As the title suggests, the project, which took the form of dramatic productions, musical offerings, an in-space radio programme, a selection of videos shown on monitors housed in glass display cases, and work by visual artists, addressed questions of migration and displacement, voices on their way to or coming from somewhere else, exiles, refugees, migrants.

The size of the station and the competing attractions of advertising billboards made commanding the space tricky, but four long banners of plastic bubblewrap painted with images of moving figures by Arlene Amaler-Raviv held their own. Playing the role of resident portraitist, German artist Manfred Zylla, who many will remember for his powerful large-scale drawings from the 1980s on the role of the military in the upholding of apartheid, stood at his easel. His charcoal drawings of whoever wished to sit for him, accompanied by a brief statement of where the sitter came from, were placed one by one on a panelled frieze around the station, slowly building up a visual record of commuters from all over the continent. Sitters could take home photographs of their portraits.

In a series of those old pegboard-backed display cases where faded photos of the Drakensberg and other tourist attractions have long given way to nothing at all, Tracey Derrick's fine black and white photographs of refugees from the rest of Africa trying to make a new home life in Cape Town, a project undertaken for the United Nations Refugee Commission some years ago, gave another view of the overall theme.

The problem with setting up the video section of the programme was how to prevent the monitors from going home on the train with the commuters. The solution of placing them inside display cases meant that the sound could not be heard, and viewers had to be content with the visual. The visual was more than enough in one case - a remarkable piece called Inertia (1999) by Masahi Iwasaki and Tadasu Takamine had the camera placed in front of a young woman strapped to the top of a speeding express train, endlessly trying to prevent her skirt from blowing over her head. This case attracted such a large and interested crowd that the Metrorail people spoiled the fun and discontinued showing the video.

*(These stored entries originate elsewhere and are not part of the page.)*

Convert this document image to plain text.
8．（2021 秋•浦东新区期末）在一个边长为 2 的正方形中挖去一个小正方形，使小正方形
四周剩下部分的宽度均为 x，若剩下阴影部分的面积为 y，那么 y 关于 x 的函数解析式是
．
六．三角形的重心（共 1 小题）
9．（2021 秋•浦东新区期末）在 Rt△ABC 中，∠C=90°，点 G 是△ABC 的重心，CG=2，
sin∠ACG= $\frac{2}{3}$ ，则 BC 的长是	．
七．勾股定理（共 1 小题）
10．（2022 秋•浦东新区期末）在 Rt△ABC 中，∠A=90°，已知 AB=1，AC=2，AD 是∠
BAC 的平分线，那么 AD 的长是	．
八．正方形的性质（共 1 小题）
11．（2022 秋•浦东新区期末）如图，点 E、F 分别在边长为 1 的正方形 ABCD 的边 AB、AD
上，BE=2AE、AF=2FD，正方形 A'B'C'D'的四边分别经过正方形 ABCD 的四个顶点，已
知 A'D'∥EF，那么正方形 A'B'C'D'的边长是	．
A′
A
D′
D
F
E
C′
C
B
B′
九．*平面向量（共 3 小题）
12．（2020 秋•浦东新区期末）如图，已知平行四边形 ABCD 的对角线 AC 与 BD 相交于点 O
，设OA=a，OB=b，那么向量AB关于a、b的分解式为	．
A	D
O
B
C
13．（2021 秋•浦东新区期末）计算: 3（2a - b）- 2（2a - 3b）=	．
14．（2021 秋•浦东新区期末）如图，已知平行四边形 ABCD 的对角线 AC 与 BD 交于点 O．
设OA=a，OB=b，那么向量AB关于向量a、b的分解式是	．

The gentle Bombay the Hard Way (2000) by Karma Clarke-Davis showed a woman in pink sari perched on the back of a bicycle in a day-to-night ride through that city. This section was curated by Canadian Jason St-Laurent, who spent time in Cape Town as intern to festival director Zayd Minty two years ago, and who was also responsible for presenting a project by Luis Jacob of Canada. Commuters bending down slightly to read a printed text on strips of paper crossing the pink and green tiled floor of the station could read, in English, Xhosa or Afrikaans, "Across this line to some place better/Across this line from somewhere special".

But perhaps the art project which attracted most attention on that Saturday afternoon was Art at Work - Pip Cozens and Janis Somerville with their blue hand project. Dressed in orange workers uniforms, and accompanied by a three-metre inflatable blue hand, the pair painted the hands of a large army of children and adults blue, as a sign of solidarity and tolerance, and invited them to add their own personal message of peace to a blown-up "earth ball".

The "catalogue" took the form of a small blue passport size book, containing graphics, writing and poetry around the general themes of exile and displacement. Just the right size for slipping into one's pocket to read on the train.

All in all, 'Voices in Transit' was in the best traditions of public art, bringing interest and stimulation to a wildly diverse group of people who were going about their daily business, or perhaps feeling lost in a new place, and stopping them in their tracks.

The project was sponsored by the National Arts Council, Pro Helvetia, the Swiss Agency for Development, the City of Cape Town, Metrorail, Intersite Property Management Services, the Government of the Netherlands and the Canadian Department of Foreign Affairs and International Trade.